The euthanasia law in The Netherlands is derailed

This is an edited version of a report written by Tom Mortier.  Tom Mortier
In January 2014 the euthanasia debate unexpectedly re-ignited. According to the Dutch Newspaper Trouw there is a growing argument amongst doctors concerning euthanasia performed on a 35-year-old psychiatric patient in 2012 ( see:
A young woman with psychiatric problems asked her general practitioner to help her to die. To process the request, her general practitioner consulted an independent doctor, but this doctor gave a negative recommendation. A second independent doctor ruled that the euthanasia request could not be granted because, according to him, there were still treatment options available to the patient.
The general practitioner decided to approach a third doctor, a psychiatrist, who only needed two weeks to conclude that the problems of the 35-year old woman were untreatable and thus a lethal injection was legitimized.
Two days later, on December 19 2012, the patient was killed. In April 2013 the regional Review Commission on Euthanasia reviewed the case and found that the euthanasia was performed 'carefully'. This finding sparked a heated discussion between the doctors. One of them, George Wolfs, has submitted a complaint against the Commission because he believed that he had received a negative 'treatment' during the hearings in front of the Review Commission on Euthanasia. Under the now twelve year old Dutch Euthanasia Act there had never been such a complaint.

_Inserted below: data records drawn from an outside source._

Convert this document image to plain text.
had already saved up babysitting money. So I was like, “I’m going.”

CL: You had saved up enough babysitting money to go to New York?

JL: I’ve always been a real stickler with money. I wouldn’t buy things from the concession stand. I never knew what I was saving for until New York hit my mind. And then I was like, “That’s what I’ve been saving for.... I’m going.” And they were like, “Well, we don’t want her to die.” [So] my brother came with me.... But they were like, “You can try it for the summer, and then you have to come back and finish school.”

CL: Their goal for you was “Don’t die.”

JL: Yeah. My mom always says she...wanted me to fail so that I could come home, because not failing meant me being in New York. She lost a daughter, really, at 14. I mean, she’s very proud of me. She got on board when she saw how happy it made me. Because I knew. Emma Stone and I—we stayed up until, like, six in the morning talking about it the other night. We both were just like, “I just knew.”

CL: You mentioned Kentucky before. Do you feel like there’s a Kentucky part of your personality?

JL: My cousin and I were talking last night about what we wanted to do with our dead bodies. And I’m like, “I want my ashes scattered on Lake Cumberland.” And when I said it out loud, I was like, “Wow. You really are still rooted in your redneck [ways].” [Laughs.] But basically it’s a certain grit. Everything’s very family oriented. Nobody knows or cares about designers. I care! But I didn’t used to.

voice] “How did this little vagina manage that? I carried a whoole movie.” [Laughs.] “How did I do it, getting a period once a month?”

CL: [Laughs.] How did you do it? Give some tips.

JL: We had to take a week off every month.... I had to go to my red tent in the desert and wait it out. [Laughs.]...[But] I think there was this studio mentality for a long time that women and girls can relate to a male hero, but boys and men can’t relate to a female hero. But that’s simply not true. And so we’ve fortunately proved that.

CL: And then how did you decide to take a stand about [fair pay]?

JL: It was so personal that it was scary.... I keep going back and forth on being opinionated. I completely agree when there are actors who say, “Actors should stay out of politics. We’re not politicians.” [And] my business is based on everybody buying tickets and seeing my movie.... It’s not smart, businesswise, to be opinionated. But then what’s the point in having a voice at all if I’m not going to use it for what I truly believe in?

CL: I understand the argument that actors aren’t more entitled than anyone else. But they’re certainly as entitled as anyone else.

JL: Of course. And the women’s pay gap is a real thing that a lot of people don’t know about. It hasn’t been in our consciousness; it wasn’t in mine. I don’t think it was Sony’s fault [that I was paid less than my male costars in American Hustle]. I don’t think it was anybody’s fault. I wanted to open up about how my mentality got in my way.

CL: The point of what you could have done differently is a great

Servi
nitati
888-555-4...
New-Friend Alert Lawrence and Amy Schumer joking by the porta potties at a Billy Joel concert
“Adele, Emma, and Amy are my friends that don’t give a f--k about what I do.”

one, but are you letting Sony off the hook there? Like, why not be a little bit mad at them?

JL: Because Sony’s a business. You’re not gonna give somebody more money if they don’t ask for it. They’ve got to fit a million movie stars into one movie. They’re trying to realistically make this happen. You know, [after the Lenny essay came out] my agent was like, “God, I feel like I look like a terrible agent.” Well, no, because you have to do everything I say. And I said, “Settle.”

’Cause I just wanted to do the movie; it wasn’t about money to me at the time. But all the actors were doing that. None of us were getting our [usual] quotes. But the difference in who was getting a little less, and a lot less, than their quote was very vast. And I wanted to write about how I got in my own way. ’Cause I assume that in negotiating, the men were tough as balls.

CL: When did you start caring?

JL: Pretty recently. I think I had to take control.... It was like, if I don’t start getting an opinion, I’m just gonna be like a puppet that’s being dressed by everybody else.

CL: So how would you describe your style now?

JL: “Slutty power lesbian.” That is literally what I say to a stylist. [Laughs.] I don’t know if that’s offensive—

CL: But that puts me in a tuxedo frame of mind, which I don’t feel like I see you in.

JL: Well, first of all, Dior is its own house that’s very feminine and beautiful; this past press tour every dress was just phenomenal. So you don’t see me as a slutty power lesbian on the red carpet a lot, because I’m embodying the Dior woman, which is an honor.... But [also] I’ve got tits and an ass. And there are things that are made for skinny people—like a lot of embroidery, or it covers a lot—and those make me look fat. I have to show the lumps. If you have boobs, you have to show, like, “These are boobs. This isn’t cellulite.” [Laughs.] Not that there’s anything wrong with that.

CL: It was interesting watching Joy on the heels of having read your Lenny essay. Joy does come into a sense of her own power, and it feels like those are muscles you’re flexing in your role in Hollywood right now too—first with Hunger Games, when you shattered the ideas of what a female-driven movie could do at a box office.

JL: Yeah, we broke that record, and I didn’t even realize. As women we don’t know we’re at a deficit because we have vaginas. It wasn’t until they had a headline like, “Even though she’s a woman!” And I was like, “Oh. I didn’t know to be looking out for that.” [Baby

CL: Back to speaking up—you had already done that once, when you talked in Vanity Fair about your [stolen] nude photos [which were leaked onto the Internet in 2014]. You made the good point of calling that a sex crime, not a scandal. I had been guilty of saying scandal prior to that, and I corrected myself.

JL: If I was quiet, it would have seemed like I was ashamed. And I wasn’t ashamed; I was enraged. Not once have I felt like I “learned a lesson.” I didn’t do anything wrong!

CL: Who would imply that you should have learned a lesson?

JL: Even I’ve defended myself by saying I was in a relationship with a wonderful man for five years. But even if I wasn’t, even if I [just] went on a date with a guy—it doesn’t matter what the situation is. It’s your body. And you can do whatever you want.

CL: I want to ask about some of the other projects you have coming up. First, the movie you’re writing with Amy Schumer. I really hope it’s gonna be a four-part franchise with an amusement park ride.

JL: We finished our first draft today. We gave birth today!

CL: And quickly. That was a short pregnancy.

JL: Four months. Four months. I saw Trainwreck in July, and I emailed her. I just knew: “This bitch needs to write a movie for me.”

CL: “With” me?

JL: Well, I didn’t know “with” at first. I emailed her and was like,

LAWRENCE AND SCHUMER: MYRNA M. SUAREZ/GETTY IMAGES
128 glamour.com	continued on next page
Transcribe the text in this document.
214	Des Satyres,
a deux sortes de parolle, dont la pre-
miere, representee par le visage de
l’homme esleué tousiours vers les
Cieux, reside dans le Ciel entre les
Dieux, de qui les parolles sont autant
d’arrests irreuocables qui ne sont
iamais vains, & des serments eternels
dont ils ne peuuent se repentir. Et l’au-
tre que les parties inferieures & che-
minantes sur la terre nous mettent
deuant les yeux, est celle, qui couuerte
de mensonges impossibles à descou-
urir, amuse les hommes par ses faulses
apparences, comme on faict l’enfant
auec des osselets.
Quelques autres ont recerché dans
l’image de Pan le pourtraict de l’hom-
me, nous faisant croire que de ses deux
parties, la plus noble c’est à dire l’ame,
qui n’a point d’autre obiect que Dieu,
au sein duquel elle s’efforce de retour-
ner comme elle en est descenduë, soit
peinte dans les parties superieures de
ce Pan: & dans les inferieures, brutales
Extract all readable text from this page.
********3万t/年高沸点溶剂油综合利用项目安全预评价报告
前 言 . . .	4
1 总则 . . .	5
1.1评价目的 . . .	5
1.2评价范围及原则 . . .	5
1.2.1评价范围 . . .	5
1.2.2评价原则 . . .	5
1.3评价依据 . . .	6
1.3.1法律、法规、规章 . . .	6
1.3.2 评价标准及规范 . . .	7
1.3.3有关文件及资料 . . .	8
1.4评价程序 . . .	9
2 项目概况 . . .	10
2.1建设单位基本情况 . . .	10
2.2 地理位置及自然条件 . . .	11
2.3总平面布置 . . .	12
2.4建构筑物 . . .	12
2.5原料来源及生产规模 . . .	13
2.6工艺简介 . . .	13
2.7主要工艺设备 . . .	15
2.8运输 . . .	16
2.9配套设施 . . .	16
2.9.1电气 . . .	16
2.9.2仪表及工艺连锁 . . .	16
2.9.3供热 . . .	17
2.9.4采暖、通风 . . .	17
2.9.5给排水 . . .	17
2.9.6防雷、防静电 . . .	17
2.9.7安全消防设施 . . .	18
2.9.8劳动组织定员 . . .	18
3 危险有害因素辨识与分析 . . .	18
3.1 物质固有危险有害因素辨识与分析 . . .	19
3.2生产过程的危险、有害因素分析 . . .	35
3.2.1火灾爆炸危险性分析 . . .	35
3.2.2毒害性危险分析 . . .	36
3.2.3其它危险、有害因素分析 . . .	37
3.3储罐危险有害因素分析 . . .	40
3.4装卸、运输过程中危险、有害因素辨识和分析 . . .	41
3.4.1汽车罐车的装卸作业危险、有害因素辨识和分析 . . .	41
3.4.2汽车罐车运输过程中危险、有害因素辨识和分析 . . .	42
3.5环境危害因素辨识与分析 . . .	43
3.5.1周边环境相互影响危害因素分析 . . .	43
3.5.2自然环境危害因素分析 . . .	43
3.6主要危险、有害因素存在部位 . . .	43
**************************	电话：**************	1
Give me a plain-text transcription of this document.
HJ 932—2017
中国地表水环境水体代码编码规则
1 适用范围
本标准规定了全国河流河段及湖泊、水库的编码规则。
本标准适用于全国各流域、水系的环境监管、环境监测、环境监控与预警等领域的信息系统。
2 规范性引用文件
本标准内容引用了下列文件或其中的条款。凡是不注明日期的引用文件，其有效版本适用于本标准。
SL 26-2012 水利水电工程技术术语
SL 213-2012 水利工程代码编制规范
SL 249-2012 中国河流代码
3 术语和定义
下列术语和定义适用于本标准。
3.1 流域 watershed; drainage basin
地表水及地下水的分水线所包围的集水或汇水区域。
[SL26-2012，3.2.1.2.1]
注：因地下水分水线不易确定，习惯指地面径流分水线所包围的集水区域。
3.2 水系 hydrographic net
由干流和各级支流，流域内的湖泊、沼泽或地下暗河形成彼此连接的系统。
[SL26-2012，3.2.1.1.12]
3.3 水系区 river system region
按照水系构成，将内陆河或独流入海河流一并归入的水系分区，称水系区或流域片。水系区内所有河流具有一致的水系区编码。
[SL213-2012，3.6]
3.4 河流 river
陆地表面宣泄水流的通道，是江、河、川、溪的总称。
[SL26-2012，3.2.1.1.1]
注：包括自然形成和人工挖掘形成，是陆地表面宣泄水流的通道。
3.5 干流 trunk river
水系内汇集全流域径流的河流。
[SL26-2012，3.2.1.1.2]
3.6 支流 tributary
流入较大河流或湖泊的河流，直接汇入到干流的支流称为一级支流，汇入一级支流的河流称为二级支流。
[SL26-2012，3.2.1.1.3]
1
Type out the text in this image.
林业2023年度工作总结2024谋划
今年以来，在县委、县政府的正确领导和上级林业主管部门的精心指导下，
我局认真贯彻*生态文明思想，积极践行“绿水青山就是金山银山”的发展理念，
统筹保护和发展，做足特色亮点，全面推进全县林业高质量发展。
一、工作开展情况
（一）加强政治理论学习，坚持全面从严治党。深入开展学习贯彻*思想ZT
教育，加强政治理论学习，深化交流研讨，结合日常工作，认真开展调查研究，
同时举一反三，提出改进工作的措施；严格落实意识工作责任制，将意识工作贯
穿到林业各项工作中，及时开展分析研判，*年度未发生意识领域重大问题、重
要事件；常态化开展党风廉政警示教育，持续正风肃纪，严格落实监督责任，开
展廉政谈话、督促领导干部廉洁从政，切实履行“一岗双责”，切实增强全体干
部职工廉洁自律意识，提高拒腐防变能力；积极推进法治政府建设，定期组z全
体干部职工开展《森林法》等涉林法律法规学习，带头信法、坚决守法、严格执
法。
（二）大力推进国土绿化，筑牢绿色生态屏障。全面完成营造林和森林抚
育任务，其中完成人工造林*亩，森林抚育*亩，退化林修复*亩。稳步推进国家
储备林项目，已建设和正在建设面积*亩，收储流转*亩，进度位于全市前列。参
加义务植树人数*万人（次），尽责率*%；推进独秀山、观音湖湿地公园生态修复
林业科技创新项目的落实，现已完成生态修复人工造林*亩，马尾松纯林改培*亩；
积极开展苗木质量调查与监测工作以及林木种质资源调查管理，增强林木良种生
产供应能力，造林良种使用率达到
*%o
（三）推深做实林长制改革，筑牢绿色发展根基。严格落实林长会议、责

But now, also the Dutch psychiatrist Boudewijn Chabot, one of the country's most famous euthanasia advocates, has written an opinion in the Dutch newspaper NRC Handelsblad saying that the euthanasia law in The Netherlands is 'derailed'. He came to this conclusion after looking at some remarkable Dutch euthanasia cases.
Fourteen cases for euthanasia or assisted suicide delivered to psychiatric patients were reported at the Dutch regional euthanasia review committees in 2012. There were 13 similar cases in 2011. The euthanasia review committees judged that all the cases in 2012 were performed 'carefully'. In 2013, the euthanasia review committees came to the conclusion that seven from the nine euthanasia cases from psychiatric patients performed by the Levenseindekliniek (Life end clinic) were 'carefully done'.
The Life End Clinic consists of thirty travelling teams having a doctor and a nurse performing euthanasia anywhere in The Netherlands.  Most of the doctors working for this clinic are general practitioners and internists, but there are also two psychiatrists. One of the psychiatrists is Gerty Casteelen.
House calls in Holland
Casteelen helped a 54 year old woman suffering personality disorder, eating disorder and a chronic obsessive-compulsive neurosis to die by euthanasia. Casteelen says that she doesn't find it hard to kill her patients because she believes she is doing something good, stating that she makes people very happy. Not only the patient, but also the family who sees their loved one was suffering on a daily basis.
A physically healthy man of 63 also died by euthanasia in 2013. He was working for a government institution. He never had a relationship and the only thing he did his whole life was working. He had been treated for some time for depression, but the treatment didn't work out. He also tried to commit suicide, but failed. According to psychiatrist Casteelen this man found believed that he didn't had a right to live. The night before his death, this man gave a farewell reception for his colleagues. The day after, Casteelen went to his house and helped him to die.
The fact that psychiatrist Boudewijn Chabot has slammed the Dutch Euthanasia law; saying that it has become 'derailed' is remarkable.  In 1994 he was found guilty of helping a woman with mental problems with assisted suicide. The judge didn't punish him or impose any sanction upon him because of the 'exceptional circumstances' of this case and because he was 'acting carefully'. In fact, it was the judge's decision in this case that became the basis of the Dutch euthanasia law.
More than 4000 people a year now die by euthanasia in The Netherlands. Those who, for whatever reason, don't receive help from the own general practitioner or psychiatrist can now go to the Life End Clinic. Chabot believes that psychiatric patients should only be helped by their own treating practitioners. Furthermore, he states that 'he does not feel comfortable' because the Dutch euthanasia law has flaws and he is startled by the recent developments in the country.